To understand management practices like tillage, crop rotations and fertility, a range of conditions needs to be experienced over time. The weather in Nebraska is so diverse that a two- or three-year period may not give the true variability farms typically experience.

Some crop production questions can be answered with studies lasting one to three seasons. But when you want to know how soil fertility treatments impact production and the land, long-term studies are necessary. These are the type of studies best suited to University of Nebraska agricultural laboratories scattered around the state. One example is a long-term crop rotation, tillage and nitrogen study initiated in 1986 by now-retired Nebraska Extension soil scientist, Charles Shapiro, and his research team at UNL's Haskell Agriculture Lab near Concord.

"Our long-term study has no-till, plow and disk tillage treatments, with continuous corn compared to corn following soybeans," Shapiro says. The results of this study have been fodder for nearly every VIP summer tour at HAL since then, because of the long-term implications of the results.

"From a production standpoint, the biggest significant effect — and this is not surprising — is that the corn following soybeans is much better yielding than the corn following corn," Shapiro says. "And it yields more with less nitrogen."

Looking specifically at the 12-year period, between 2004 and 2016, for instance, average yield results for rain-fed corn following soybeans was 164 bushels per acre, compared to just 135 bushels on continuous corn.

With average rainfall at 30 inches per year, there is not much difference in yield between tillage treatments over a long period, he notes. No-till yields averaged 147 bushels per acre, compared to 144 bushels with a disk and 140 bushels with plow treatments.

Rainfall is a key factor. "The low rainfall years averaging 23 inches of rain is where the no-till really makes a difference," Shapiro says. Data shows corn yields for no-till in dry years at 80 bushels per acre, compared to just 60 bushels on plowed fields. The yield difference, as expected, is much less between tillage treatments in years of higher precipitation.

"The crop rotation effect is similar regardless," he says. Long-term data shows average yields in low precipitation years on corn following soybeans at 81 bushels per acre, compared to 66 bushels. Similarly, in higher-precipitation years, corn following soybeans yields an average of 184 bushels per acre, compared to 149 bushels on continuous corn.

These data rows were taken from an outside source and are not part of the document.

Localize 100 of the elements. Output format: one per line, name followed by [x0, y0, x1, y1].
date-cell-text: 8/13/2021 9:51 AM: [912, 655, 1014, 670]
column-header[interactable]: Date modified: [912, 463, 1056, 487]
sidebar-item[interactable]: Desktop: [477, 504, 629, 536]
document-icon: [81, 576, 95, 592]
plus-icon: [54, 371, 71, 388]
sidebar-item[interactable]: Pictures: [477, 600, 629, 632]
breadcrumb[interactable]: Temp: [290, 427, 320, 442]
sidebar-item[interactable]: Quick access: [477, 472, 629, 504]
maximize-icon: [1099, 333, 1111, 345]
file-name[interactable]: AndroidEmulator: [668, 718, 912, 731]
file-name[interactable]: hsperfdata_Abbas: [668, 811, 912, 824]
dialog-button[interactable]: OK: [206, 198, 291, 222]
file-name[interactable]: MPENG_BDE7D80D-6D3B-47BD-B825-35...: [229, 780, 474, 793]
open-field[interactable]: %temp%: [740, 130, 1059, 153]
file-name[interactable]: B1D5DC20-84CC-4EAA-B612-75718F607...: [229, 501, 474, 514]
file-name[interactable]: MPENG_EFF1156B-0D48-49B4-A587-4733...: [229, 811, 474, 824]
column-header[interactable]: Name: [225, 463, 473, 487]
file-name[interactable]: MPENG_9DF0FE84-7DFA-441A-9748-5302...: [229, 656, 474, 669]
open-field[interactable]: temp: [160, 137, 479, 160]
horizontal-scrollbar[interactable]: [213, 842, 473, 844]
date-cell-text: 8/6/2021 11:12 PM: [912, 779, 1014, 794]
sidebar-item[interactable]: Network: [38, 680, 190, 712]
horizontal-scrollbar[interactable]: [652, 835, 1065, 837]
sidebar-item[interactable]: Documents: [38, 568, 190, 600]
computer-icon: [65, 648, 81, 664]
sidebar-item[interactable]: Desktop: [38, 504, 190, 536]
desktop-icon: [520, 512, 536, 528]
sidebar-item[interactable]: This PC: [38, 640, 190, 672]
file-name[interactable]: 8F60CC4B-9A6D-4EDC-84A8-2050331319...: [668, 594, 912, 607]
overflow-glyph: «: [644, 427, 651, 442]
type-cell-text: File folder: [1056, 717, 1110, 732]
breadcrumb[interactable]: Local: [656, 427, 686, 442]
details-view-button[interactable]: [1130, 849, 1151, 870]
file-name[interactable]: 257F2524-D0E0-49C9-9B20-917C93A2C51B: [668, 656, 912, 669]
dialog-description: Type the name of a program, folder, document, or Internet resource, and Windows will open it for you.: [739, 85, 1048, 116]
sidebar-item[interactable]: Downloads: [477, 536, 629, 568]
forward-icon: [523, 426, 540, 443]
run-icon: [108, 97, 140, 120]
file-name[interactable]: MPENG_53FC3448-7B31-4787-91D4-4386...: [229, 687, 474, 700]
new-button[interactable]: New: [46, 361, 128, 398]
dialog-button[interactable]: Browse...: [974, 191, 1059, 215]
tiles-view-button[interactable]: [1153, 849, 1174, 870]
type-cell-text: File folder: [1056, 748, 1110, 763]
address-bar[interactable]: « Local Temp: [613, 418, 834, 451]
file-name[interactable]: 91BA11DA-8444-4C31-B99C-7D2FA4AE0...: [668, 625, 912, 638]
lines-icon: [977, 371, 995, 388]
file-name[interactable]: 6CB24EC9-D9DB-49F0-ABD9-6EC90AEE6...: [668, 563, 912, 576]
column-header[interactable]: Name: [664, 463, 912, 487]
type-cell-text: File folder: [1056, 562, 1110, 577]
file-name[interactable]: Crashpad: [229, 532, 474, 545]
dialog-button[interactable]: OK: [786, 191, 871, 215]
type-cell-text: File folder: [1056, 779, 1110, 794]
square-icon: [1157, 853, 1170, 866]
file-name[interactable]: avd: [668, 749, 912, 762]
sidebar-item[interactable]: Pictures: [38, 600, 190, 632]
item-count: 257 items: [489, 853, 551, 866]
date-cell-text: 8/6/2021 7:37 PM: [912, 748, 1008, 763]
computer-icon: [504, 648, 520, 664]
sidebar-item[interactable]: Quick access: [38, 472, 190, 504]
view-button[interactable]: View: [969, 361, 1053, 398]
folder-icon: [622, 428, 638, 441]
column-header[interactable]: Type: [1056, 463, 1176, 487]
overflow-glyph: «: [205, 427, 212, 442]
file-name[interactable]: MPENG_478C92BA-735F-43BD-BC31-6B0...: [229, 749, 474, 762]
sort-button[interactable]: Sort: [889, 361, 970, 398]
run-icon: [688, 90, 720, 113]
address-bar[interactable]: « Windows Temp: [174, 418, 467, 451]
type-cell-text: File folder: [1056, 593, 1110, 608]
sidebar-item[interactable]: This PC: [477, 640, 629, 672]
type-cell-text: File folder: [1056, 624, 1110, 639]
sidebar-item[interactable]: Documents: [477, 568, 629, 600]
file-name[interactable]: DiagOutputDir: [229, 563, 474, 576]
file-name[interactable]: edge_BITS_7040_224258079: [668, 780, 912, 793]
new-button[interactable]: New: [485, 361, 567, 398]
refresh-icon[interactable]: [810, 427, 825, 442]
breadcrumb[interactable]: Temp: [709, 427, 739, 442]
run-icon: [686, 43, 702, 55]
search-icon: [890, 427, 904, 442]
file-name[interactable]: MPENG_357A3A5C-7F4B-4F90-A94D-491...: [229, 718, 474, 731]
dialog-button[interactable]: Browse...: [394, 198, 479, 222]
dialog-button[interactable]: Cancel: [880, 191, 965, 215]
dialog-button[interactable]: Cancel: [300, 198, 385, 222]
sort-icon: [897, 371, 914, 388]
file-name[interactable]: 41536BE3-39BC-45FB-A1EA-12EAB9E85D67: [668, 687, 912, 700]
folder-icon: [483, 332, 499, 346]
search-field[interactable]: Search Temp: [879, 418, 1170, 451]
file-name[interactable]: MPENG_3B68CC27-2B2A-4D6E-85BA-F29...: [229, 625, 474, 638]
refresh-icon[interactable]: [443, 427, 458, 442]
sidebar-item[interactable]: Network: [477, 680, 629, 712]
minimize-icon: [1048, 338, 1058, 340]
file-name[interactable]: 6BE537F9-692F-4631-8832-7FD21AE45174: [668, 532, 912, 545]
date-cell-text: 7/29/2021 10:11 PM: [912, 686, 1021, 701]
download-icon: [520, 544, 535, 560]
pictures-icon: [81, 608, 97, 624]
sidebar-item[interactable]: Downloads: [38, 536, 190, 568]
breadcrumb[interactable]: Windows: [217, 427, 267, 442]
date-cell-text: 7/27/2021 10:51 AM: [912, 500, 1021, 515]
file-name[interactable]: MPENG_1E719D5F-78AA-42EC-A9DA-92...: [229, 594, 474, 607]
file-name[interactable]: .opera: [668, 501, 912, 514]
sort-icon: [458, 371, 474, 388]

"We did find that in years where there are two drought years in a row, the rotation difference switches and continuous corn is better the second year," Shapiro says. "I don't have the data to prove it, but it might be the corn stubble captures more snow than soybean stubble, which would provide slightly better soil moisture."

Shapiro adds that the study also initially included continuous corn with an intercrop of hairy vetch, which was administered by co-investigator Dan Walters, who passed away in 2011. The intercrop was discontinued in 1990 because it was too difficult to get the vetch established in the fall. "Looking back, we should probably have switched to rye," Shapiro says.

Adding five different nitrogen treatments within each of the tillage and rotation blocks into the study, there are more implications for producers. "Using the long-term average ratio of corn price per bushel to nitrogen price at 8:1, that means that a nitrogen application of 35 pounds per acre needs to produce a yield increase of 4.4 bushels per acre to pay for itself," Shapiro says.

Over the past 30 years, the study would indicate that the 105-pound-per-acre nitrogen rate would be the most profitable under most years, except the dry years, he says.

It is possible to draw all kinds of conclusions from the data. For instance, over the 30-year period, the mean average yield for the fields in a corn-soybean rotation with absolutely no nitrogen added was only 4 bushels less than the continuous corn fields with 140 pounds of nitrogen applied each year.

So, did nitrogen make a difference in yield at all over the past three decades?

"That was the long-term result, but farmers need to fertilize based on the rotation they are in and the continuous cornfields responded economically to added nitrogen, even when the yield level was lower than the corn following soybeans. If you look at the last 12 years, between 2004 and 2016, the differences do not hold up," Shapiro says.

"Greater yield potential needs more nitrogen. Better weed control in the no-till fields probably helped utilize the nitrogen better. Plus, the soils are fairly high in organic matter, between 4% and 5%, so they mineralize a lot of nitrogen and can support the zero rates," he explains.

Between tillage treatments though, there is very little yield difference, no matter what nitrogen rate is applied, he adds.